We all need a little room to breathe -- I do, I think readers do, and I know stories do. I’ll still publish every week, but I’ll start alternating between the big, long-form features I’ve done up to now and shorter “field dispatches.”
The shorter pieces will be snapshots: places, traditions, curiosities, or reflections. They’ll be lighter and easier to read (and to write), but they’ll still aim to show a version of Italy that goes beyond the cliché.

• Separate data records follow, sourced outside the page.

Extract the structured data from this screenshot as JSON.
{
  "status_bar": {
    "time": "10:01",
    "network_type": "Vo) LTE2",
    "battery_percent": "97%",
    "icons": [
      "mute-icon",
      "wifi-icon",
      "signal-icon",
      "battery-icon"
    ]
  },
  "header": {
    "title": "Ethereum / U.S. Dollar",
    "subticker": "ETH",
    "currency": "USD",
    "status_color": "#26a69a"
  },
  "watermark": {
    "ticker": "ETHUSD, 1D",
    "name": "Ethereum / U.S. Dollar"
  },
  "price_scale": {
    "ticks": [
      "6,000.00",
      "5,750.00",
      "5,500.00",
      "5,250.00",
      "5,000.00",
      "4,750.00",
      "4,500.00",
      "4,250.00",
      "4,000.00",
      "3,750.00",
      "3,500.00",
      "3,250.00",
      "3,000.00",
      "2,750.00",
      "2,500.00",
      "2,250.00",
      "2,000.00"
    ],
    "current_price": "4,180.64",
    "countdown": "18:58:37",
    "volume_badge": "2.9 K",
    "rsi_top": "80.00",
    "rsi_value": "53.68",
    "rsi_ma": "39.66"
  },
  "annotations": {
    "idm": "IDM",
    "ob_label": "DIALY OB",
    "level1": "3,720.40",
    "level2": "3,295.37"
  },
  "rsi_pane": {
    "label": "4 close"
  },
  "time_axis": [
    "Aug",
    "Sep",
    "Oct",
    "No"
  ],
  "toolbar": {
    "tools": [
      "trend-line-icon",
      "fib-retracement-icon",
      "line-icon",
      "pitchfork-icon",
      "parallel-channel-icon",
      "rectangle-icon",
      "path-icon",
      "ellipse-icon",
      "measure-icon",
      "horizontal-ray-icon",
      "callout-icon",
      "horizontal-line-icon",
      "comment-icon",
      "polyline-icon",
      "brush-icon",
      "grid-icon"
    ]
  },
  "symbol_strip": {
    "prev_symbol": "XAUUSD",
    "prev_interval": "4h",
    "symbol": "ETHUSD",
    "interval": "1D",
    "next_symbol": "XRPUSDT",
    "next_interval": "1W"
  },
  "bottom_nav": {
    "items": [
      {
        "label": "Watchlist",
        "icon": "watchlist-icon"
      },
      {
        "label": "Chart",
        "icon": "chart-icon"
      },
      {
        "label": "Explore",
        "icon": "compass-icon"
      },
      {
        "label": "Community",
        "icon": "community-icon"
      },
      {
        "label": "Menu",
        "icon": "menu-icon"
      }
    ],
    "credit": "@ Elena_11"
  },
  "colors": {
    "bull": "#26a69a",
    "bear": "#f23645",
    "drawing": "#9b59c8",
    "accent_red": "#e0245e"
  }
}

The first field dispatch lands next week. See you then.








So warm, funny, sweet, engaging. Every article that Eric writes reminds me of the charm of living in Italy. And brings back memories. I don't know Bob, but I might know...Michael. I had a hilarious Pugliese friend with noble parentage. When in Lecce visiting with him and other friends, he introduced me to noble heritage acquaintances as the sister of Michael Bublè (I am Canadian and sung in piano bars, but the connections ends there). We continued the joke all week. And even a year later, back in Puglia, we ran into some of these people, who then introduced me to their friends as Michael's sister. Since then, I know Fly me to the Moon by heart. (In Puglia, it's all heart.)
Interesting details in the word cloud: old is bigger than modern and France is bigger than Germany and grappa is bigger than wine!! They could do a psycological profile based on this stuff!!